L’engagement post-Busan des OSC est toutefois plus que problématique. Les OSC sont clairement mises à l’écart et au mieux « tolérées » par l’approche des « engagements thématiques » qui repose sur des débats réservés aux gouvernements et des programmes phares dictés par les donateurs. L’équilibre fragile, qui a permis la participation de la Chine et d’autres pays, n’a pas retenu l’agenda des OSC en faveur des approches fondées sur les droits humains ni les questions relatives à la responsabilité.

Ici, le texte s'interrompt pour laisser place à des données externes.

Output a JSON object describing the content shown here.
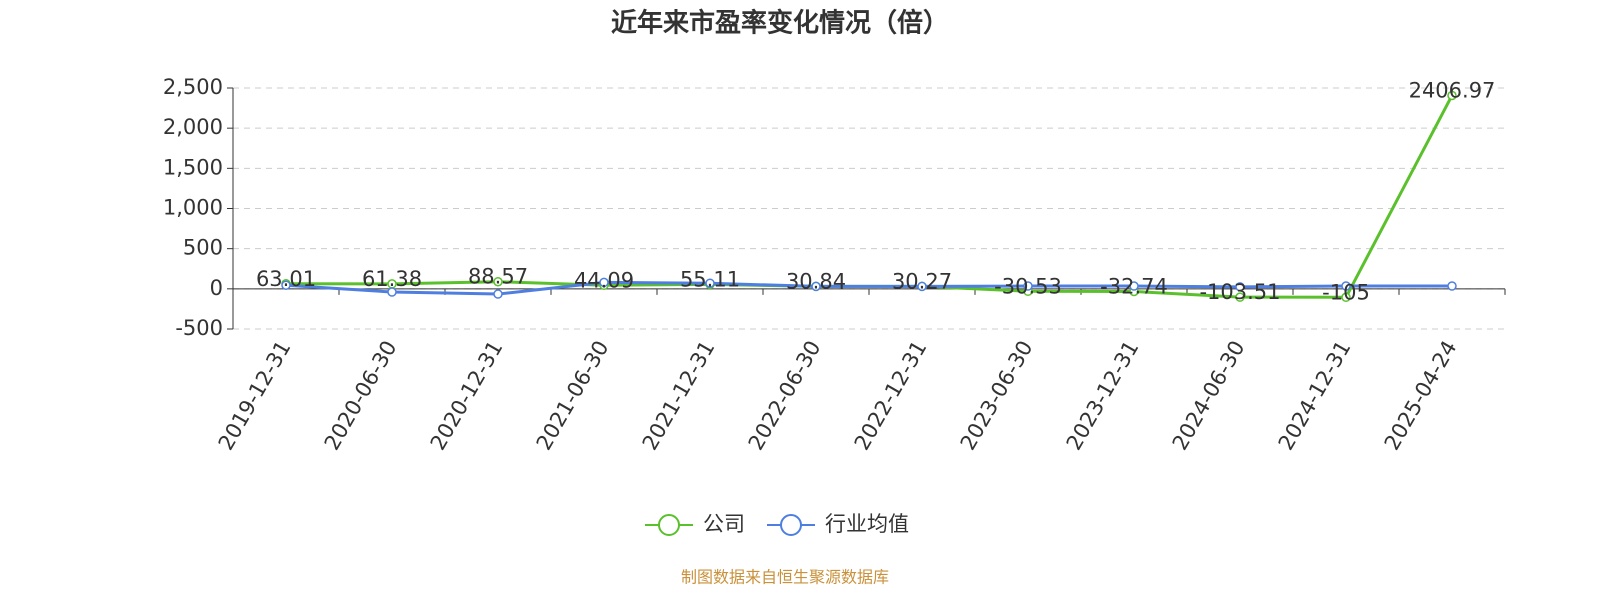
{
  "chart_data": {
    "type": "line",
    "title": "近年来市盈率变化情况（倍）",
    "categories": [
      "2019-12-31",
      "2020-06-30",
      "2020-12-31",
      "2021-06-30",
      "2021-12-31",
      "2022-06-30",
      "2022-12-31",
      "2023-06-30",
      "2023-12-31",
      "2024-06-30",
      "2024-12-31",
      "2025-04-24"
    ],
    "series": [
      {
        "name": "公司",
        "color": "#5ac02c",
        "values": [
          63.01,
          61.38,
          88.57,
          44.09,
          55.11,
          30.84,
          30.27,
          -30.53,
          -32.74,
          -103.51,
          -105,
          2406.97
        ],
        "show_labels": true
      },
      {
        "name": "行业均值",
        "color": "#4e7fe0",
        "values": [
          45,
          -40,
          -65,
          80,
          70,
          30,
          30,
          35,
          35,
          25,
          35,
          35
        ],
        "show_labels": false
      }
    ],
    "ylim": [
      -500,
      2500
    ],
    "yticks": [
      -500,
      0,
      500,
      {
        "value": 1000,
        "label": "1,000"
      },
      {
        "value": 1500,
        "label": "1,500"
      },
      {
        "value": 2000,
        "label": "2,000"
      },
      {
        "value": 2500,
        "label": "2,500"
      }
    ],
    "grid": true,
    "source": "制图数据来自恒生聚源数据库"
  }
}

Malgré les résultats importants obtenus à Accra, il est impératif de réorienter et de repenser la stratégie des OSC. Comme nous l’avons fait entre Paris et Accra, nous devrons nous battre pour regagner notre place dans l’agenda de l’après Busan qui a été monopolisé par les gouvernements. Toutefois, le contexte mondial sera cette fois différent. Par ailleurs, la collaboration avec les nouveaux donateurs et les donateurs émergents, ainsi qu’avec le secteur privé, les puissantes organisations caritatives et les donateurs traditionnels affaiblis exigera un engagement plus fort au niveau national et un accent important sur la cohérence des politiques dans la stratégie de développement plus globale (dépassant l’aide). Les secteurs et les plateformes nationales/régionales devront organiser et développer en conséquence leurs agendas et leurs stratégies de sensibilisation et de plaidoyer. La diversité de défis exige un engagement accru de la part des groupes et organisations individuels.

Les approches fondées sur les droits humains devront constituer l’axe central de notre agenda, tout comme le besoin de mener une action positive vis-à-vis de l’environnement favorable à la société civile (et l’appropriation démocratique). Les contributions du secteur privé, ou plus généralement, des moteurs de développement social et économique devront s’inscrire dans un cadre défini par les engagements liés au développement en matière de droits humains, de travail décent, d’égalité entre les sexes, de lutte contre la discrimination et de durabilité environnementale. La participation des syndicats et des organisations d’employeurs, à travers le dialogue social, devrait également amener les acteurs de l’économie réelle à la table du développement.

L’agenda de la gouvernance démocratique ne devrait pas se perdre dans un dialogue gouvernemental favorisant « l’intérêt mutuel » qui permettrait aux gouvernements d’échapper à leurs responsabilités vis-à-vis de leurs citoyens.

Les prochains mois apporteront, espérons-le, des éclaircissements sur le contenu des agendas et sur les bases de la contribution de la nouvelle plateforme des OSC au Partenariat mondial pour une coopération efficace au service du développement de l’après Busan. Des engagements clairs et responsables de toutes les parties en faveur d’une approche véritablement multipartite (environnement favorable à l’engagement des OSC) seront une condition sine qua non. Nous refusons, suite aux engagements d’Accra sur l’appropriation et le dialogue inclusifs et la reconnaissance de notre rôle en tant qu’acteurs à part entière, d’être spectateurs des débats. Le lancement du Partenariat mondial pour une coopération efficace au service du développement, en juin, devra prendre des engagements clairs vis-à-vis du processus multipartite (pourquoi pas en désignant un co-président issu des OSC à contre courant de la dynamique actuelle ?) et permettre à toutes les structures de gouvernance, dont les engagements thématiques, d’être véritablement multipartites dans leur gouvernance et leur programme.

Notre position et notre engagement de l’après Busan, en tant que syndicats, ont été rendus publics lors de l’Assemblée générale du RSCD à Florence . Ceux-ci nous guideront et focaliseront notre attention sur le contenu et les objectifs réalisables du Partenariat mondial pour une coopération efficace au service du développement et ses engagements thématiques, vis-à-vis de la promotion de l’agenda pour le travail décent et du développement socialement durable et inclusif pour tous, ainsi que de la représentation et de la coopération des OSC.